20/12/2011 - Interview de Vincent Peillon sur l'éducation pour la FNESER

Interview pour la Fédération nationale des élus socialistes et républicains
1/ "François Hollande a souhaité mettre la jeunesse et l'éducation au cœur de sa campagne, comment cela se traduit-il ?"
François Hollande s’est engagé à faire de la jeunesse une grande cause nationale. Il a pris la responsabilité d'en faire la clef de voûte de son projet présidentiel.

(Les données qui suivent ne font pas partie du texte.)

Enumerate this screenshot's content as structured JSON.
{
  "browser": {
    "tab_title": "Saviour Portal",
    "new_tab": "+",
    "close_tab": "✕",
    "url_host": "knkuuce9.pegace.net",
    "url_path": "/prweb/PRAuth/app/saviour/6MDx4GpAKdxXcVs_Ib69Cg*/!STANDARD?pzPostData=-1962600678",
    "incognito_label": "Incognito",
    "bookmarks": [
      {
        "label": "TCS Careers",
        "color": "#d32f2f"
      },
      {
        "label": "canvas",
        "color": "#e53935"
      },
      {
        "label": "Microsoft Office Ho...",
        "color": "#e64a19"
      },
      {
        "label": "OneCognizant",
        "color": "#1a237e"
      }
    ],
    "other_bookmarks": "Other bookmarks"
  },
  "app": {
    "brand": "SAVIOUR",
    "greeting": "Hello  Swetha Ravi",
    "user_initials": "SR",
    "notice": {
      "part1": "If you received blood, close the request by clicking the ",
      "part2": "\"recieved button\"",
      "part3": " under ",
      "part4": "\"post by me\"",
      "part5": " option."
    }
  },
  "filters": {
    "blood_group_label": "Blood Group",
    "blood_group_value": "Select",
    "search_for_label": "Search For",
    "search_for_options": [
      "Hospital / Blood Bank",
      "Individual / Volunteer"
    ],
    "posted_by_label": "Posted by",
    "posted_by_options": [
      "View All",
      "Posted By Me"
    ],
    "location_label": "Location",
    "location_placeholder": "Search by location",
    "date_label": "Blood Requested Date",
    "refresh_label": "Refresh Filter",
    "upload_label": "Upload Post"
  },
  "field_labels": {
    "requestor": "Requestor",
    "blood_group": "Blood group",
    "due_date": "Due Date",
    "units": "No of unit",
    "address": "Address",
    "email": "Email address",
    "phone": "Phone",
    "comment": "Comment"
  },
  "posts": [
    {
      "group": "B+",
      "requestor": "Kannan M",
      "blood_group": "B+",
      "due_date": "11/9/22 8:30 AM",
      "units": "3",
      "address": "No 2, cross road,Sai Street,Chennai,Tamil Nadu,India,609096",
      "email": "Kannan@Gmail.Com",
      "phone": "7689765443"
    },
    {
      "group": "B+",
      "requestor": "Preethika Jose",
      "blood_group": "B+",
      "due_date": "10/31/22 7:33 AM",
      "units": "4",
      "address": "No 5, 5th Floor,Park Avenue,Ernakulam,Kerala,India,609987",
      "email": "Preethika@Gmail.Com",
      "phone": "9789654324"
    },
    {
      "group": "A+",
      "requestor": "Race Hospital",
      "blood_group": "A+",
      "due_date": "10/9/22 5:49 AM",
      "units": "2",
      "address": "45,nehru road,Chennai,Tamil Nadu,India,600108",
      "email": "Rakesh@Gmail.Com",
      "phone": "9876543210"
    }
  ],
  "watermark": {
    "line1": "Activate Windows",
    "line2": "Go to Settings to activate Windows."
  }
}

Cela se traduit tout d’abord dans un engagement pour l’école. En blessant l’école, la droite a abîmé la France : presque 10% des effectifs enseignants ont été supprimés en 5 ans, les inégalités s'accroissent, la scolarisation des plus petits régresse. Le gouvernement essaie de cacher son échec mais le constat est désormais partagé : la dette éducative de notre pays se creuse comme jamais ; une dette dont nous paierons le prix à long terme . C’est là le sens des 60 000 postes nouveaux proposés par François Hollande. Il n’est pas vrai que l’on puisse faire mieux avec moins lorsque l’on part, dans tant de territoires et d’établissements, de si peu et il n’y aura pas de réelle refondation de l'école sans que nous nous en donnions les moyens.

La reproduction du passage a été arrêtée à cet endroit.